I lighted a good fire in the stove, less because I felt cold, for it was still autumn, than for the companionship of the bright blaze and the crackling wood. This done, I proceeded to make myself a bed on one of the platforms, arranged like bed-places round the walls, and of which I saw the upper ones seemed to have a preference in the opinion of my predecessors, since, in these, the greater part of the bed-clothing was to be found, – a choice I could easily detect the reason of, in the troops of rats which walked to and fro, with a most contemptuous indifference to my presence; some of them standing near me while I made my bed, and looking, as doubtless they felt, considerably surprised at the nature of my operations. Promising myself to open a spirited campaign against them on the morrow, I trimmed and lighted a large lamp, which from its position had defied their attempt on the oil it still contained; and then, a biscuit in hand, betook myself to bed, watching with an interest not, I own, altogether pleasant, the gambols of these primitive natives of Anticosti.

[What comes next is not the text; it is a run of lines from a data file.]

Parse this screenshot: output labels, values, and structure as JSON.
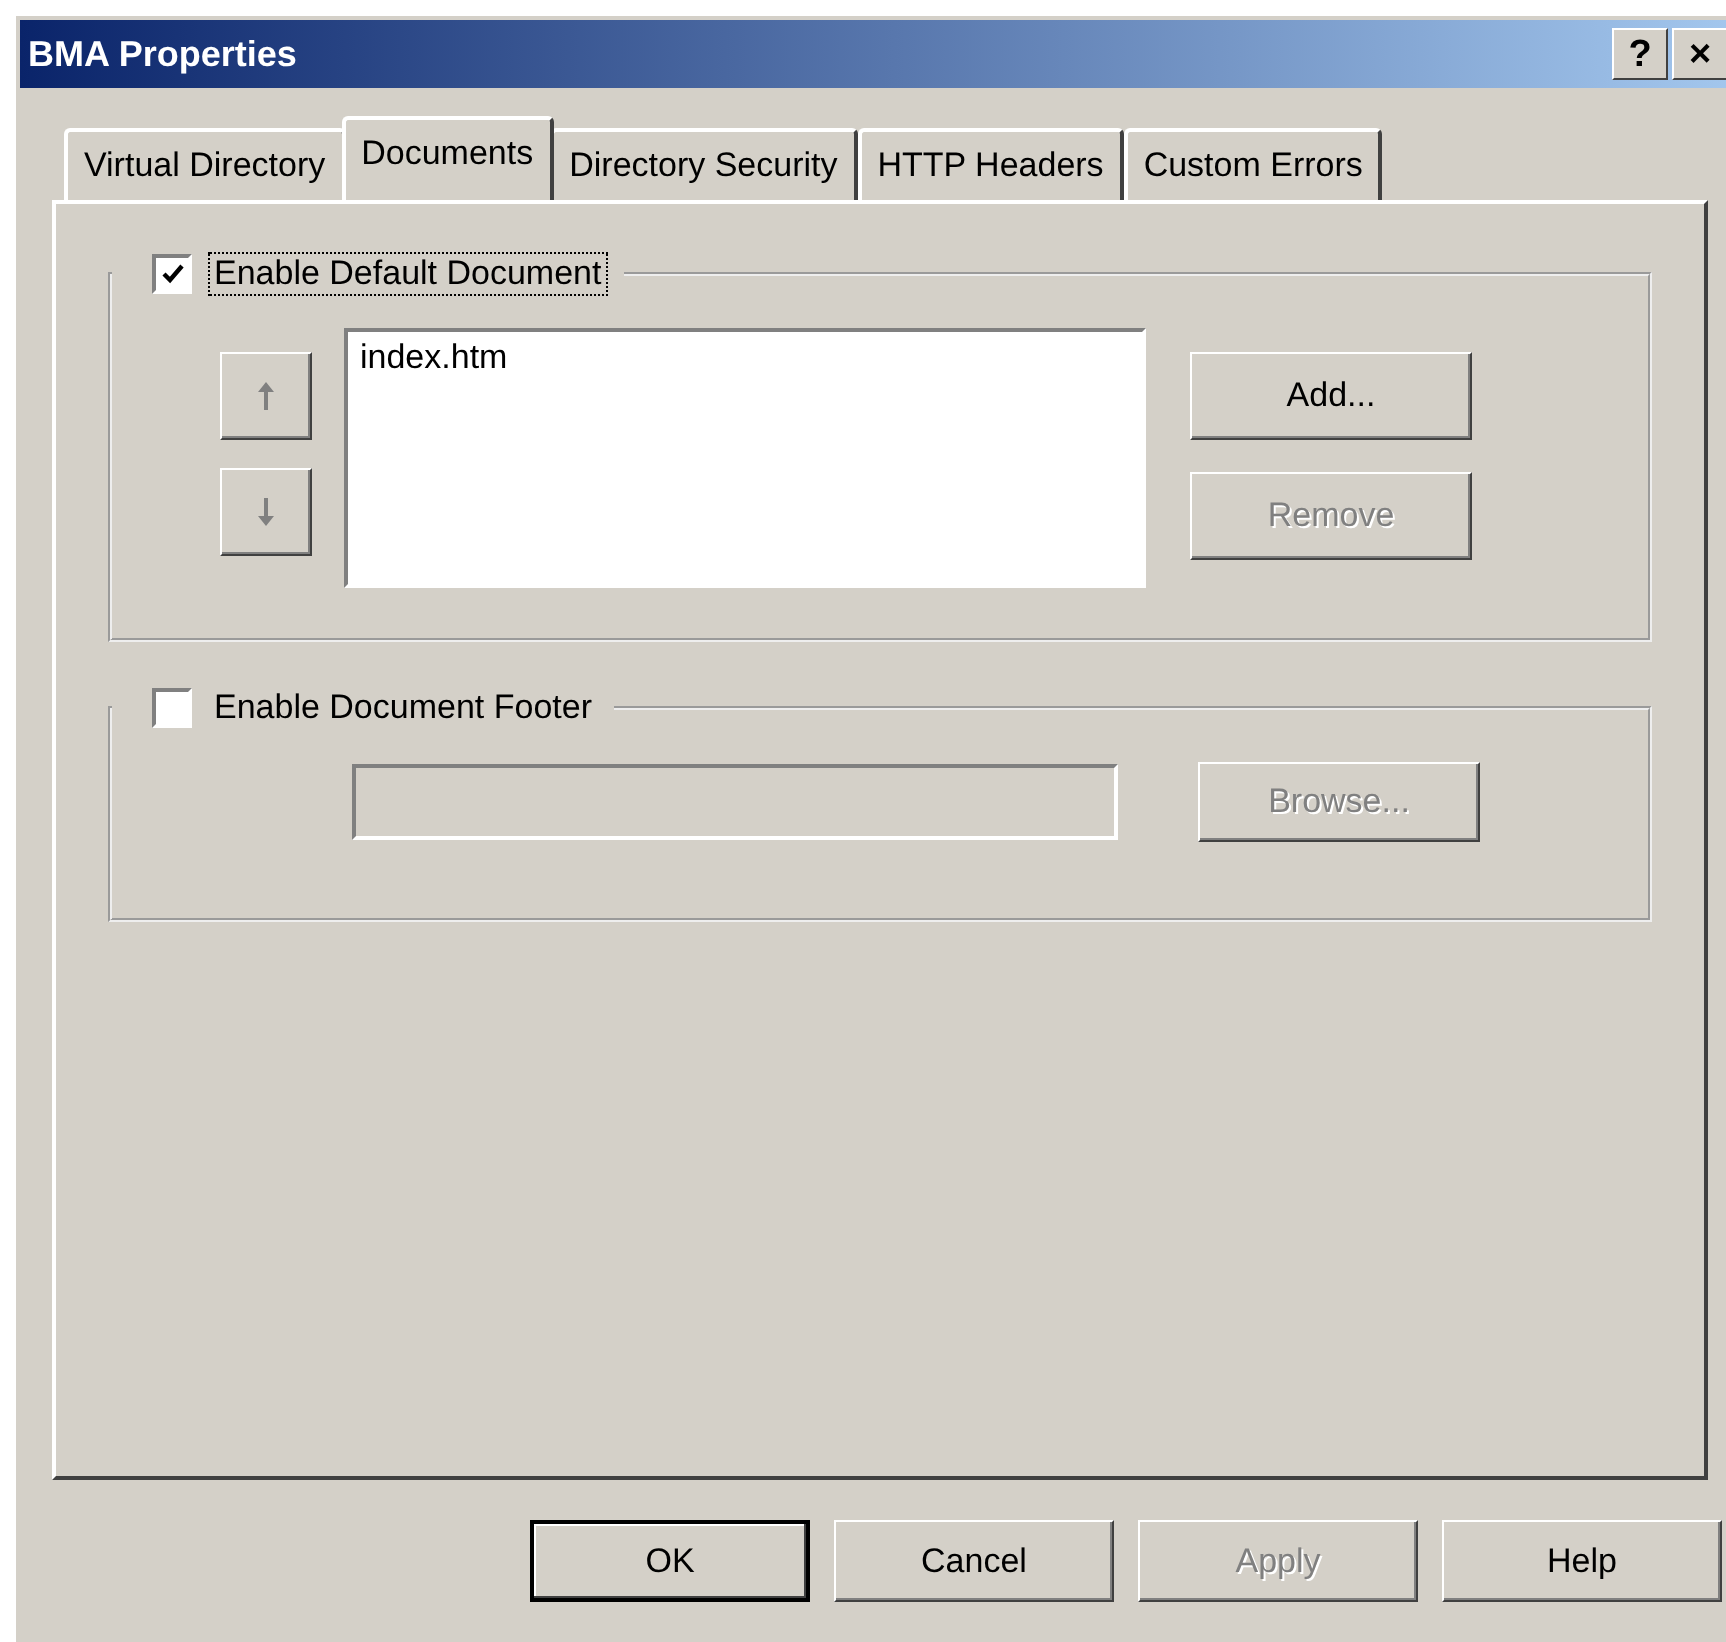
{
  "window": {
    "title": "BMA Properties",
    "title_buttons": [
      "?",
      "×"
    ]
  },
  "tabs": [
    {
      "label": "Virtual Directory",
      "selected": false
    },
    {
      "label": "Documents",
      "selected": true
    },
    {
      "label": "Directory Security",
      "selected": false
    },
    {
      "label": "HTTP Headers",
      "selected": false
    },
    {
      "label": "Custom Errors",
      "selected": false
    }
  ],
  "default_document": {
    "label": "Enable Default Document",
    "checked": true,
    "focused": true,
    "move_buttons": [
      {
        "kind": "up",
        "disabled": true
      },
      {
        "kind": "down",
        "disabled": true
      }
    ],
    "documents": [
      "index.htm"
    ],
    "buttons": [
      {
        "label": "Add...",
        "disabled": false
      },
      {
        "label": "Remove",
        "disabled": true
      }
    ]
  },
  "document_footer": {
    "label": "Enable Document Footer",
    "checked": false,
    "focused": false,
    "field_disabled": true,
    "browse_button": {
      "label": "Browse...",
      "disabled": true
    }
  },
  "dialog_buttons": [
    {
      "label": "OK",
      "default": true,
      "disabled": false
    },
    {
      "label": "Cancel",
      "default": false,
      "disabled": false
    },
    {
      "label": "Apply",
      "default": false,
      "disabled": true
    },
    {
      "label": "Help",
      "default": false,
      "disabled": false
    }
  ]
}
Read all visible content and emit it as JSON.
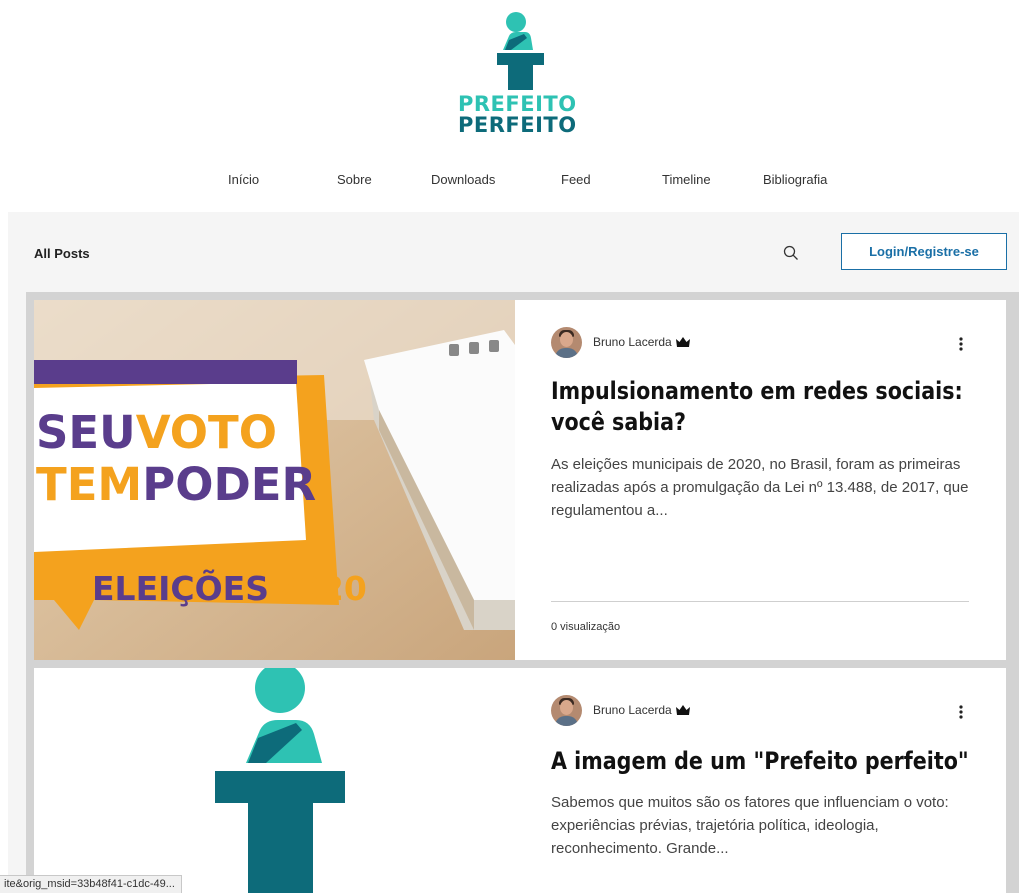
{
  "header": {
    "logo": {
      "line1": "PREFEITO",
      "line2": "PERFEITO",
      "icon": "podium-person-icon"
    }
  },
  "nav": {
    "items": [
      {
        "label": "Início"
      },
      {
        "label": "Sobre"
      },
      {
        "label": "Downloads"
      },
      {
        "label": "Feed"
      },
      {
        "label": "Timeline"
      },
      {
        "label": "Bibliografia"
      }
    ]
  },
  "blog": {
    "all_posts_label": "All Posts",
    "search_icon": "search-icon",
    "login_label": "Login/Registre-se",
    "accent_color": "#1a6fa6",
    "posts": [
      {
        "author": "Bruno Lacerda",
        "author_badge_icon": "crown-icon",
        "title": "Impulsionamento em redes sociais: você sabia?",
        "excerpt": "As eleições municipais de 2020, no Brasil, foram as primeiras realizadas após a promulgação da Lei nº 13.488, de 2017, que regulamentou a...",
        "views": "0 visualização",
        "image": {
          "line1_a": "SEU",
          "line1_b": "VOTO",
          "line2_a": "TEM",
          "line2_b": "PODER",
          "line3_a": "ELEIÇÕES",
          "line3_b": "2020"
        }
      },
      {
        "author": "Bruno Lacerda",
        "author_badge_icon": "crown-icon",
        "title": "A imagem de um \"Prefeito perfeito\"",
        "excerpt": "Sabemos que muitos são os fatores que influenciam o voto: experiências prévias, trajetória política, ideologia, reconhecimento. Grande...",
        "image_icon": "podium-person-icon"
      }
    ]
  },
  "status_bar": {
    "url": "ite&orig_msid=33b48f41-c1dc-49..."
  },
  "colors": {
    "brand_teal": "#2ec2b3",
    "brand_dark_teal": "#0d6b7a",
    "vote_purple": "#5a3d8c",
    "vote_orange": "#f4a21e",
    "vote_red": "#e8485c"
  }
}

From my earliest years I had an antipathy to rats, – so great that it mastered all the instincts of my courage. I feared them with a fear I should not have felt in presence of a wild beast, and I was confident that had I been attacked vigorously by even a single rat, the natural disgust would have rendered me unable to cope with him. When very young, I remembered hearing the story of an officer who, desirous of visiting the vaults under St. Patrick’s Church, in Dublin, descended into them under the escort of the sexton. By some chance they separated from each other, and the sexton, after in vain seeking and calling for his companion for several hours, concluded that he had already returned to the upper air; and so he returned also, locking and barring the heavy door, as was his wont. The following day the officer’s friends, alarmed at his absence, proceeded to make search for him through the city, and at last, learning that he had visited the cathedral, went thither, and even examined the vaults, when what was their horror to discover a portion of the brass ornament of his shako and a broken sword in the midst of several hundreds of rats, dead and dying, – the terrible remains of a combat that must have lasted for hours. This story, for the truth of which some persons yet living will vouch, I heard when a mere child; and perhaps to its influence may I date a species of terror that has always been too much for either my reason or my courage.

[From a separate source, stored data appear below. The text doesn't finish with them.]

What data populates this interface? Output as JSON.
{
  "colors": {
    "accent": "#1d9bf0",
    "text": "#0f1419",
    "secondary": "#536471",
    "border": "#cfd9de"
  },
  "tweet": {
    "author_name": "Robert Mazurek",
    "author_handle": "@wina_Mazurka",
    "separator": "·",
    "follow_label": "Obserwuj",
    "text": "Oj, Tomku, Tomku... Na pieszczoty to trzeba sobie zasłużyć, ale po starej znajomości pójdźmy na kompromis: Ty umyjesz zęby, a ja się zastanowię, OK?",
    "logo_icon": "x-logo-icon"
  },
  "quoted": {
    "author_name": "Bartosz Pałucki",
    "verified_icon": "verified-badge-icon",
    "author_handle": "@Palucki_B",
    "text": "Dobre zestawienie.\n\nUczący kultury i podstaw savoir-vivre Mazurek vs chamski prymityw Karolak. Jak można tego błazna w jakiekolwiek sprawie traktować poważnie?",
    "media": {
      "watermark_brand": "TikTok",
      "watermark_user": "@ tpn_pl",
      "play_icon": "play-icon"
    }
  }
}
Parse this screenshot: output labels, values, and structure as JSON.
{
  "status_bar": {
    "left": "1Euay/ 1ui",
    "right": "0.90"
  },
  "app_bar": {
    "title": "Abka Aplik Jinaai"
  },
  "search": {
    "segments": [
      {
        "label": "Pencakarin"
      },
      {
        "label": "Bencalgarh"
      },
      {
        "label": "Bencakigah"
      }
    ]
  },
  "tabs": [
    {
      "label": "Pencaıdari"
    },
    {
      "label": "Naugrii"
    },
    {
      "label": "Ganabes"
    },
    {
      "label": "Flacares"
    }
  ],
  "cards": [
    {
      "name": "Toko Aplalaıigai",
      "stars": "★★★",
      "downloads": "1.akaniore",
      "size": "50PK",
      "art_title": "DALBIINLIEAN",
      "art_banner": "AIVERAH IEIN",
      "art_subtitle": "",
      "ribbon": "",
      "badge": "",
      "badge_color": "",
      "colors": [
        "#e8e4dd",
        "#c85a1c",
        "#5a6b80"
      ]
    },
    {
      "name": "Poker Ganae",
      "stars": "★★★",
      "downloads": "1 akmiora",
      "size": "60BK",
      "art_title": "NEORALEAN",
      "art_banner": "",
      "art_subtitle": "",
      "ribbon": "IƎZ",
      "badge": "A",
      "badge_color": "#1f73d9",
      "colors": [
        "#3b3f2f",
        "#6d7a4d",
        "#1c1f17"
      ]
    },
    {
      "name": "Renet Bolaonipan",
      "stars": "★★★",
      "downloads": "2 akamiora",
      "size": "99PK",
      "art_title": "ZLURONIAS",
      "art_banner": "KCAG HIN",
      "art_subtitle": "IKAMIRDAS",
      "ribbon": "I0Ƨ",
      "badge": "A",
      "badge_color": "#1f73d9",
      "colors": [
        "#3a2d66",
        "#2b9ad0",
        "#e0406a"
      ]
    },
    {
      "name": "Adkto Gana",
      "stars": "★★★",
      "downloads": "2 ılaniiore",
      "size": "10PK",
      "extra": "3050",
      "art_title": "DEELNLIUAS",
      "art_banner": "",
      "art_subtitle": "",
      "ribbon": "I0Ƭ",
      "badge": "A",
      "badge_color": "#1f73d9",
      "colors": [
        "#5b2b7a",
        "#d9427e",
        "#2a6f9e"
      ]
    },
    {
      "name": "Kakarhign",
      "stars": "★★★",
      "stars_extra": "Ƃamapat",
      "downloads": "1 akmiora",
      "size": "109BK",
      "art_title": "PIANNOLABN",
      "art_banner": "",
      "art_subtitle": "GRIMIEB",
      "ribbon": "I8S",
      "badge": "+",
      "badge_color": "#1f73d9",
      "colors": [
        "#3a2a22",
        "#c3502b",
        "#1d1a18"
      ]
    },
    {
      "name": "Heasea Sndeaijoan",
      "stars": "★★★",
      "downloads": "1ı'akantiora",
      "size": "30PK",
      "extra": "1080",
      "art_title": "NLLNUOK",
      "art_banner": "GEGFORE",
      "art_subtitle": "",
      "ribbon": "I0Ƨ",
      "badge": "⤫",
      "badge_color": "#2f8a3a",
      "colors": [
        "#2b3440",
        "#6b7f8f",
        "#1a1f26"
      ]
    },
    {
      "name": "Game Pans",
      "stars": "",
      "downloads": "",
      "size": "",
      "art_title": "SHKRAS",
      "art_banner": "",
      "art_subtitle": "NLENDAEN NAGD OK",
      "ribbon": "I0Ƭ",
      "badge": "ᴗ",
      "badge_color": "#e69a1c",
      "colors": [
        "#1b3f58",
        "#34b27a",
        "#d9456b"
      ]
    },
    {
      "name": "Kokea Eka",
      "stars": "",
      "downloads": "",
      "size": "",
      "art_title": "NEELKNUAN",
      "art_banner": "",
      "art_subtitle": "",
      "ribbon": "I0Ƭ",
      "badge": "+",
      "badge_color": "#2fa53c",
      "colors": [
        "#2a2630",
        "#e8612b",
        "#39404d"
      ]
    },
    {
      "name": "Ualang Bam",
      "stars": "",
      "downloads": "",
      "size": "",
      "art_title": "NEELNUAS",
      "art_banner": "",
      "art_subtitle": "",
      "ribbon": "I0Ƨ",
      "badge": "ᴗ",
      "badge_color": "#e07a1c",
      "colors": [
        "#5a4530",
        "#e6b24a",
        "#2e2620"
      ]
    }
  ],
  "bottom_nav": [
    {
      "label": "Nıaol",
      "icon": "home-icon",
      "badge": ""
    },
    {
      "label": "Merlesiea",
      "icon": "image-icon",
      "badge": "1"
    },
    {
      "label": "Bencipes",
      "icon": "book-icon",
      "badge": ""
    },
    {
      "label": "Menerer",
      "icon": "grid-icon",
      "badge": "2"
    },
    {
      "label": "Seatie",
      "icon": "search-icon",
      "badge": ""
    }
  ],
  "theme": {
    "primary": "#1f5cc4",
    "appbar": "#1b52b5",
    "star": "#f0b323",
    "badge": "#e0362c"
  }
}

If I slept, then, it was more owing to my utter weariness and exhaustion than to that languid frame of mind; and although too tired to dream, my first waking thought was how to commence hostilities against the rats. As to any personal hand-to-hand action, I need scarcely say I declined engaging in such; and, my supply of gunpowder being scanty, the method I hit upon was to make a species of grenade, by inserting a quantity of powder with a sufficiency of broken glass into a bottle, leaving an aperture through the cork for a fuse; then, having smeared the outside of the bottle plentifully with oil, of which I discovered a supply in bladders suspended from the ceiling, I retired to my berth, with the other extremity of the fuse in my hand, ready to ignite when the moment came.